Use Redis or Memcached for frequent queries to avoid hitting the database.

✅ Example (PostgreSQL + Redis Caching)

import redis
import psycopg2

cache = redis.Redis(host='localhost', port=6379, db=0)
conn = psycopg2.connect("dbname=mydb user=postgres")

def get_user(user_id):
    cached = cache.get(f"user:{user_id}")
    if cached:
        return cached  # Return from cache

    cur = conn.cursor()
    cur.execute("SELECT * FROM users WHERE id = %s", (user_id,))
    user = cur.fetchone()

    cache.setex(f"user:{user_id}", 3600, str(user))  # Cache for 1 hour
    return user

4. Memory and Storage Optimization

✅ Tune work_mem and shared_buffers (PostgreSQL):

SHOW work_mem;
ALTER SYSTEM SET work_mem = '64MB';

✅ Use proper data types:
- Use INTEGER instead of BIGINT when possible.
- Use TEXT sparingly; prefer VARCHAR(n) when length is known.

✅ Partition large tables to improve query speed:

CREATE TABLE orders_2024 PARTITION OF orders FOR VALUES FROM ('2024-01-01') TO ('2025-01-01');

5. Benchmarking Tools & Load Testing

5.1 `pgbench` (PostgreSQL)

pgbench -i -s 10 mydb  # Initialize with 10x scaling
pgbench -c 10 -j 2 -T 60 mydb  # Run test with 10 clients for 60 seconds

5.2 `sysbench` (MySQL, PostgreSQL)

sysbench oltp_read_write --table-size=1000000 --mysql-db=test --threads=16 run

5.3 `Apache JMeter` for application-level testing

Simulates thousands of concurrent users executing queries.

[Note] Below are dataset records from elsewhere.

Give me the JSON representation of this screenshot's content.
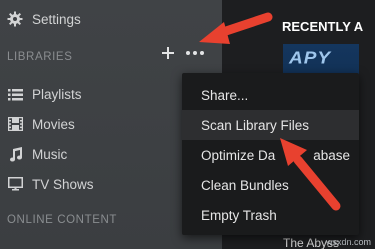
{
  "sidebar": {
    "settings_label": "Settings",
    "libraries_header": "LIBRARIES",
    "items": [
      {
        "label": "Playlists",
        "icon": "list-icon"
      },
      {
        "label": "Movies",
        "icon": "film-icon"
      },
      {
        "label": "Music",
        "icon": "music-note-icon"
      },
      {
        "label": "TV Shows",
        "icon": "monitor-icon"
      }
    ],
    "online_header": "ONLINE CONTENT"
  },
  "main": {
    "section_title": "RECENTLY A",
    "poster_text": "APY",
    "poster_caption": "The Abyss",
    "watermark": "wsxdn.com"
  },
  "menu": {
    "items": [
      {
        "label": "Share..."
      },
      {
        "label": "Scan Library Files"
      },
      {
        "label": "Optimize Da"
      },
      {
        "label": "Clean Bundles"
      },
      {
        "label": "Empty Trash"
      }
    ],
    "optimize_suffix": "abase"
  },
  "colors": {
    "sidebar_bg": "#3f4245",
    "menu_bg": "#1a1b1c",
    "menu_hover": "#2d2e30",
    "arrow": "#e8412f"
  }
}
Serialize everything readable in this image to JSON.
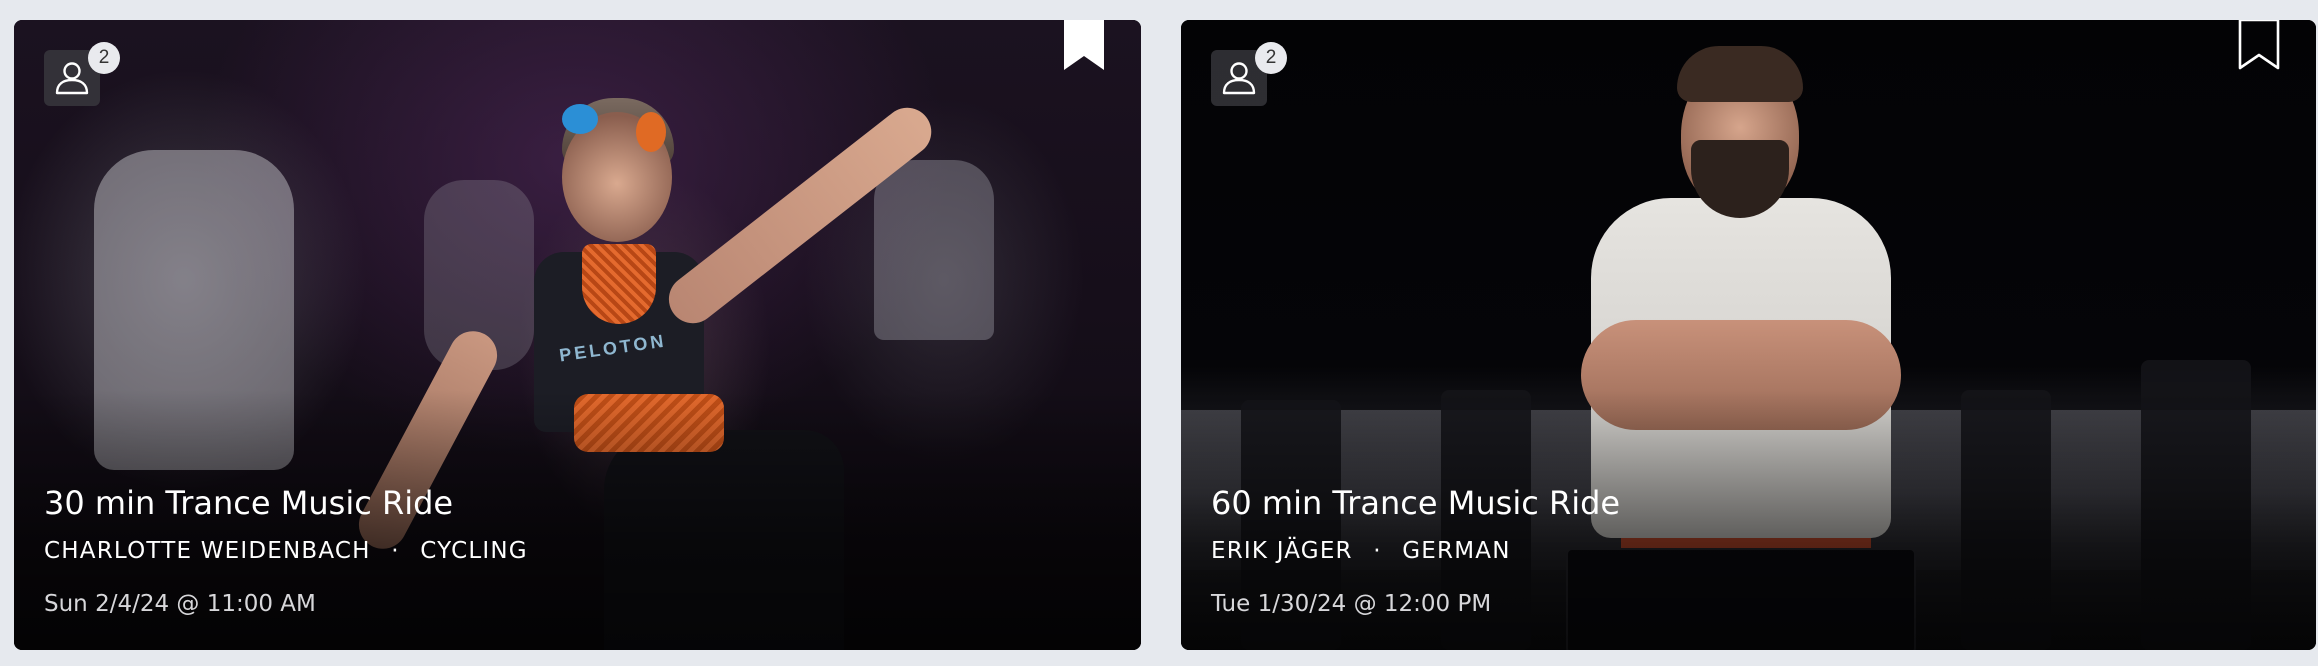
{
  "cards": [
    {
      "title": "30 min Trance Music Ride",
      "instructor": "CHARLOTTE WEIDENBACH",
      "category": "CYCLING",
      "separator": "·",
      "date": "Sun 2/4/24 @ 11:00 AM",
      "participants_badge": "2",
      "shirt_brand": "PELOTON",
      "bookmarked": true,
      "icons": [
        "user-icon",
        "bookmark-icon"
      ]
    },
    {
      "title": "60 min Trance Music Ride",
      "instructor": "ERIK JÄGER",
      "category": "GERMAN",
      "separator": "·",
      "date": "Tue 1/30/24 @ 12:00 PM",
      "participants_badge": "2",
      "bookmarked": false,
      "icons": [
        "user-icon",
        "bookmark-icon"
      ]
    }
  ],
  "colors": {
    "page_background": "#e6e9ee",
    "text": "#ffffff",
    "badge_background": "#e9eaee"
  }
}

6. Summary of Best Practices

✅ Optimize queries using EXPLAIN ANALYZE
✅ Use proper indexing strategies (but avoid over-indexing)
✅ Enable caching for frequent queries
✅ Use connection pooling to manage concurrent requests
✅ Tune memory settings (work_mem, shared_buffers)
✅ Benchmark using pgbench, sysbench, and JMeter

Proper database tuning ensures applications scale efficiently and handle increasing loads without degradation.